Since 2005, companies have increased their investments in storing data by over 50% to $4 trillion, says IDC. That’s money spent on hardware, software, services, and staff to create, manage, and store — and derive revenues from — the digital universe.
And companies like IBM, Oracle, Microsoft and SAP between them have spent over $15 billion on buying software firms specialising in data management and analytics. This industry is estimated to be worth more than $100 billion and growing at almost 10% a year.
The question is that given the growth, complexity and diversity involved, how does one contain that chaos and extract value from the piles of data? According to research by MGI and McKinsey’s Business Technology Office, ’Big Data’ can generate value in many sectors. For example, a retailer using big data to the full could increase its operating margin by more than 60%. If US healthcare were to use big data creatively, the sector could create more than $300 billion in value every year. Two-thirds of that would be in the form of reducing US healthcare expenditure by about 8%, say MGI researchers.

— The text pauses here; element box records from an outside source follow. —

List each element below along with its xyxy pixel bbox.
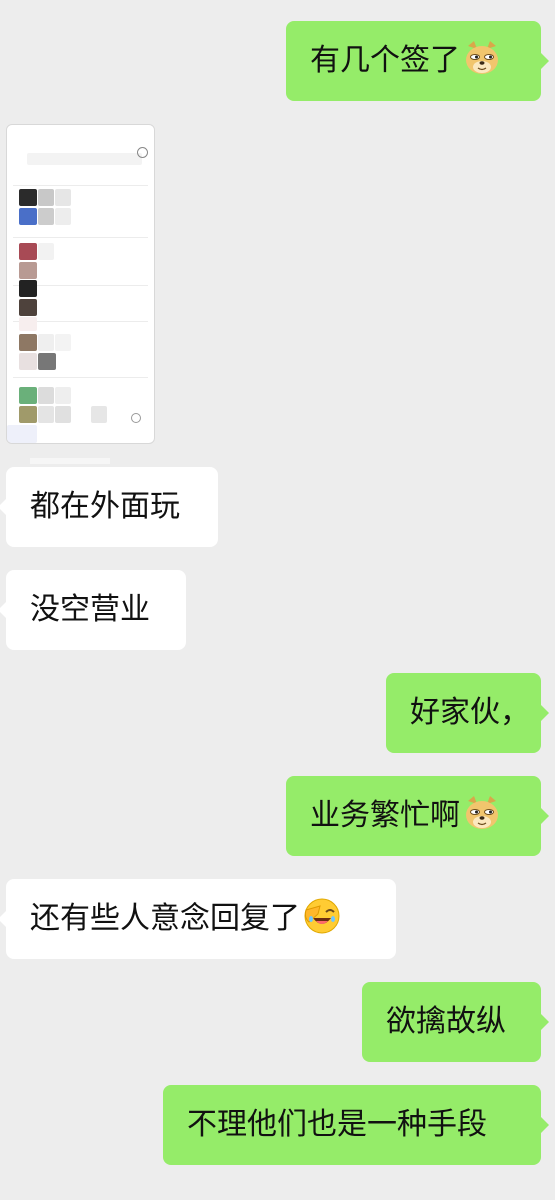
message-bubble-received[interactable]: 都在外面玩 [0, 467, 218, 547]
message-bubble-received[interactable]: 还有些人意念回复了 [0, 879, 396, 959]
message-bubble-sent[interactable]: 欲擒故纵 [362, 982, 549, 1062]
message-bubble-sent[interactable]: 不理他们也是一种手段 [163, 1085, 549, 1165]
message-bubble-sent[interactable]: 有几个签了 [286, 21, 549, 101]
doge-icon [462, 38, 502, 78]
message-bubble-received[interactable]: 没空营业 [0, 570, 186, 650]
message-text: 还有些人意念回复了 [30, 901, 300, 936]
message-text: 业务繁忙啊 [310, 798, 460, 833]
facepalm-laugh-icon [302, 896, 342, 936]
message-text: 欲擒故纵 [386, 1004, 506, 1039]
message-text: 都在外面玩 [30, 489, 180, 524]
message-text: 没空营业 [30, 592, 150, 627]
screenshot-add-icon [137, 147, 148, 158]
message-bubble-sent[interactable]: 业务繁忙啊 [286, 776, 549, 856]
message-bubble-sent[interactable]: 好家伙， [386, 673, 549, 753]
shared-screenshot-image[interactable] [6, 124, 155, 444]
screenshot-status-bar [13, 131, 148, 139]
doge-icon [462, 793, 502, 833]
screenshot-contact-icon [131, 413, 141, 423]
message-text: 好家伙， [410, 695, 530, 730]
screenshot-header-blur [27, 153, 142, 165]
message-text: 不理他们也是一种手段 [187, 1107, 487, 1142]
message-text: 有几个签了 [310, 43, 460, 78]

According to a McKinsey report, the use of big data will become a key basis of competition and growth for firms with both established competitors and new entrants leveraging data-driven strategies to innovate, compete, and capture value from deep and up-to-real-time information.
Research firm Gartner, too, cautions that worldwide information volume is growing annually at a minimum rate of 59% annually, and while volume is a significant challenge in managing big data, business and IT leaders must focus on information volume, variety and velocity. Variety includes tabular data (databases), hierarchical data, documents, e-mail, metering data, video, still images, audio, stock ticker data, financial transactions and more. Velocity means both how fast data is being produced and how fast the data must be processed to meet demand.
Over the next decade, the number of servers (virtual and physical) worldwide will grow by a factor of 10; the amount of information managed by enterprise data centres will grow by a factor of 50; and the number of files the data centre will have to deal with will grow by a factor of 75, according to the IDC paper. However, the number of IT professionals in the world will grow by less than a factor of 1.5, which means talent will be a problem. And so will security be a concern.
Current solutions to tackle ‘Big Data’ include Business intelligence tools, which increasingly are dealing with real-time data and new storage management tools to tackle data-related problems like de-duplication and virtualization. And just last month, Accel Partners launches a $100 million ’Big Data’ fund that aims to assist transformative early stage and growth companies throughout the Big Data ecosystem, from next generation storage and data management platforms to a range of software applications and services – i.e. data analytics, business intelligence, collaboration, mobile, vertical applications and many more. Efforts such as these will bring more innovative solutions in the data ecosystem.